Einebnung des Abstands nicht gerechtfertigt
Für diese Beeinträchtigung des Abstandsgebots fehlt es laut BVerfG an einer sachlichen Rechtfertigung. Insbesondere lasse sich die Differenzierung nicht durch eine besondere und einmalige Situation am Ende des Transformationsprozesses der Wiederherstellung der deutschen Einheit rechtfertigen. Zwar mögen die Unterschiede in der wirtschaftlichen und finanziellen Leistungsfähigkeit der Länder zum Teil noch immer Ausdruck eines Transformationsprozesses Ostdeutschlands sein. 18 Jahre nach der Wiedervereinigung hätten jedoch diese - ebenso von zahlreichen anderen Entwicklungen beeinflussten - Unterschiede zwischen Ost- und Westdeutschland schon allein aufgrund des Zeitablaufs nicht mehr zur Rechtfertigung von Ungleichbehandlungen der vorliegenden Art herangezogen werden können.

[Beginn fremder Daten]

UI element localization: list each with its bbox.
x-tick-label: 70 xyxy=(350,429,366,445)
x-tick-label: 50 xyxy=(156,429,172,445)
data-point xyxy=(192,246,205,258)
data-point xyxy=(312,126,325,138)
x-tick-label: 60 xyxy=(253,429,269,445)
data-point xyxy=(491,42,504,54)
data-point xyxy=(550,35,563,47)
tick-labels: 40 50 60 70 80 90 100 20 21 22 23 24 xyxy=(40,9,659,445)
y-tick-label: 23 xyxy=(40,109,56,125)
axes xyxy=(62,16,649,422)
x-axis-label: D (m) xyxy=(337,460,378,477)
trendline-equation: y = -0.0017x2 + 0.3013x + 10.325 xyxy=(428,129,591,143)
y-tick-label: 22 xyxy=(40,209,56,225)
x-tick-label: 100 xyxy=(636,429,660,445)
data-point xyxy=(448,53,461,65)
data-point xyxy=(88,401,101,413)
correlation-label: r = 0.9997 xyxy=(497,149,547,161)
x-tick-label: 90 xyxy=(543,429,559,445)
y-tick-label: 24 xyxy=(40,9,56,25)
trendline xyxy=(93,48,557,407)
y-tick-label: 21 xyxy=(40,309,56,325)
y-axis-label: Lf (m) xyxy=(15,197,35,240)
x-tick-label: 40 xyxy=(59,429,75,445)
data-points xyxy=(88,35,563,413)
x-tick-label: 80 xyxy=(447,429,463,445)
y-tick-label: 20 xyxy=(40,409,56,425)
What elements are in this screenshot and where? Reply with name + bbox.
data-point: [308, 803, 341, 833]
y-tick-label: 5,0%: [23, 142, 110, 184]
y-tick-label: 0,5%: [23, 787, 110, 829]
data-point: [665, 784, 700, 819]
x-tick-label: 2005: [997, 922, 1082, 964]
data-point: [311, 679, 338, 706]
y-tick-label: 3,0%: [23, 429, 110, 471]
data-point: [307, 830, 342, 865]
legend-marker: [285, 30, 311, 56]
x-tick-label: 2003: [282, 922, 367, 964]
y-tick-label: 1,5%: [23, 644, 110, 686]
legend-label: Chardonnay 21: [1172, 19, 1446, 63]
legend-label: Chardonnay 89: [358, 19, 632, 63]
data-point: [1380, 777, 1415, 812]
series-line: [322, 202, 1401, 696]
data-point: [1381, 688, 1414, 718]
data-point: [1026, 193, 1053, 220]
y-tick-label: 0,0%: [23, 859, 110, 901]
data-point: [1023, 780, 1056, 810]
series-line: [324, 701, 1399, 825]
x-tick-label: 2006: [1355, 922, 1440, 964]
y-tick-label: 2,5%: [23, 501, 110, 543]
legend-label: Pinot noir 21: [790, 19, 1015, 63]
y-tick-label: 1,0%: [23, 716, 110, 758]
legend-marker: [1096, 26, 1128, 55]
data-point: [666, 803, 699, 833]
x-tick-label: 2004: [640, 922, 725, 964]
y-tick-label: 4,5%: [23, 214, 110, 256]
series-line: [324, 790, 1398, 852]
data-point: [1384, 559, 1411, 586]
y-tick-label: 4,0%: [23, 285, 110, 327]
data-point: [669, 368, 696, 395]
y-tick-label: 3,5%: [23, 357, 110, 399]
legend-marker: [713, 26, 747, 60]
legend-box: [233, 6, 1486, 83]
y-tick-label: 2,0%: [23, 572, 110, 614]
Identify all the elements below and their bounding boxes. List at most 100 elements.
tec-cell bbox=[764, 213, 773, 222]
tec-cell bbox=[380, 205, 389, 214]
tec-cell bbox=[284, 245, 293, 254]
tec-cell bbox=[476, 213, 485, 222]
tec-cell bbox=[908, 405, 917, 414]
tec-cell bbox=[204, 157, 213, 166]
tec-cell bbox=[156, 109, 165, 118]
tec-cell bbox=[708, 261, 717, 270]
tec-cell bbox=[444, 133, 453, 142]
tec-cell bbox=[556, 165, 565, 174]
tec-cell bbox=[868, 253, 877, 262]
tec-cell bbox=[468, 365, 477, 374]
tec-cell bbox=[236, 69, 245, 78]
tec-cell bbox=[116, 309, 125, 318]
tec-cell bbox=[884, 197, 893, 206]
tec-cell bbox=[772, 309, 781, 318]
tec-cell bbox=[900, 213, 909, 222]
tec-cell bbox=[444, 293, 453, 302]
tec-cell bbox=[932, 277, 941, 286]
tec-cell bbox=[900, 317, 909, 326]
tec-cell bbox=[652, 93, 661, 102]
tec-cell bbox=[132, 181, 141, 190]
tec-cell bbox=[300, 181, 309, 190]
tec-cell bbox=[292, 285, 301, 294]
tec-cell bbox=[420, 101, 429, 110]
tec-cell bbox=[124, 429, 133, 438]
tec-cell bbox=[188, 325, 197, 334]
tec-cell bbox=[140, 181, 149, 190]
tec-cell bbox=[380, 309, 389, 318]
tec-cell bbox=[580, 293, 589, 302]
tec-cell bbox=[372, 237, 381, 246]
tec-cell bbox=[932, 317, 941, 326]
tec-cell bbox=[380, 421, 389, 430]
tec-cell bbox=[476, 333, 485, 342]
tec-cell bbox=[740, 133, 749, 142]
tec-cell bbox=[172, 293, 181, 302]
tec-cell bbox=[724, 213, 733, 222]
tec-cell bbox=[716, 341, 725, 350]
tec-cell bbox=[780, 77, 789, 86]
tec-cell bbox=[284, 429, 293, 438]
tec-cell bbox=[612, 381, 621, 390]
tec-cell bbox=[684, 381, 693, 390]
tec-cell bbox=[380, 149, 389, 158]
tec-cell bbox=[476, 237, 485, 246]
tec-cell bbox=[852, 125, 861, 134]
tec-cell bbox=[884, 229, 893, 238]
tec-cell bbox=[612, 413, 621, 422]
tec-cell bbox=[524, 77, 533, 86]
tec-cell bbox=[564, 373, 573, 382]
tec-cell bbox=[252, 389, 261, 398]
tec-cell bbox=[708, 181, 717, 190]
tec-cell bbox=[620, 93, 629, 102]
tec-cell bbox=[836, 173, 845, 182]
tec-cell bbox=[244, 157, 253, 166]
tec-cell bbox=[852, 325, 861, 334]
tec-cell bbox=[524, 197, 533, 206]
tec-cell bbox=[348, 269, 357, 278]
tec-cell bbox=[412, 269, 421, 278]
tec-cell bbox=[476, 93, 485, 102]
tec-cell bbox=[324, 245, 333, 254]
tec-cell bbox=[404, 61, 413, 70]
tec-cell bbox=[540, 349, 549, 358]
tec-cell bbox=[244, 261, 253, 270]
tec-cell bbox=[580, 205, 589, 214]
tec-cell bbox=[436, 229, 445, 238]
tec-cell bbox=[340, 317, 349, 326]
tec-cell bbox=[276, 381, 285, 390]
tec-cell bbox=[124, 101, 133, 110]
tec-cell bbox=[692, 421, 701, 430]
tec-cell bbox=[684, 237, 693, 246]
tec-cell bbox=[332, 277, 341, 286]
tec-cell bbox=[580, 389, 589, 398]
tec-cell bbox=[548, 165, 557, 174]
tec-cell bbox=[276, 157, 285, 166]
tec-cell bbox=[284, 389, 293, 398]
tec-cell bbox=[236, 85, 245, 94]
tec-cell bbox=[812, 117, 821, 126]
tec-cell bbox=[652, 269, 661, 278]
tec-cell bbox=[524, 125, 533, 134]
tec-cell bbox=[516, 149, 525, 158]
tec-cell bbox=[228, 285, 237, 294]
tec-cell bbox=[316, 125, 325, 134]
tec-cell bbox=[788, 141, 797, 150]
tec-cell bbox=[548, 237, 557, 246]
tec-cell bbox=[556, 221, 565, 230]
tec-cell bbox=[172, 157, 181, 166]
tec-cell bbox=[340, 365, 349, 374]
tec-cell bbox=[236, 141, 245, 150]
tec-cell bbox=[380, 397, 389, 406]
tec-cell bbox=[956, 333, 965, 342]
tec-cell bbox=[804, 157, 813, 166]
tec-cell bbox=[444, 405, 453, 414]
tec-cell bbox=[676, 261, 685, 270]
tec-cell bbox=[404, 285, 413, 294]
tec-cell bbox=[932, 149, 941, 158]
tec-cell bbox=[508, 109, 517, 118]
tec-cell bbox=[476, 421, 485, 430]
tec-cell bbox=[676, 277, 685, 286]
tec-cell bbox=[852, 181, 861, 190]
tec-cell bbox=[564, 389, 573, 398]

Sächsischer Besoldungsgesetzgeber war in vergleichbarer Lage wie weniger leistungsstarke westdeutsche Länder
Entsprechend differenzierende Besoldungsregelungen ließen sich lediglich als Übergangsregelungen hinnehmen, um für eine begrenzte Zeit auf eine außergewöhnliche Situation wie die der Wiedervereinigung zu reagieren. Der sächsische Besoldungsgesetzgeber habe sich beim Übergang der Besoldungsgesetzgebungskompetenz durch die Föderalismusreform zum 01.09.2006 jedoch in einer vergleichbaren Situation wie die Besoldungsgesetzgeber anderer weniger leistungsstarker westdeutscher Länder befunden. Folglich sei ihm im Rahmen von Art. 33 Abs. 5 GG auch nur ein vergleichbarer Gestaltungsspielraum eröffnet gewesen.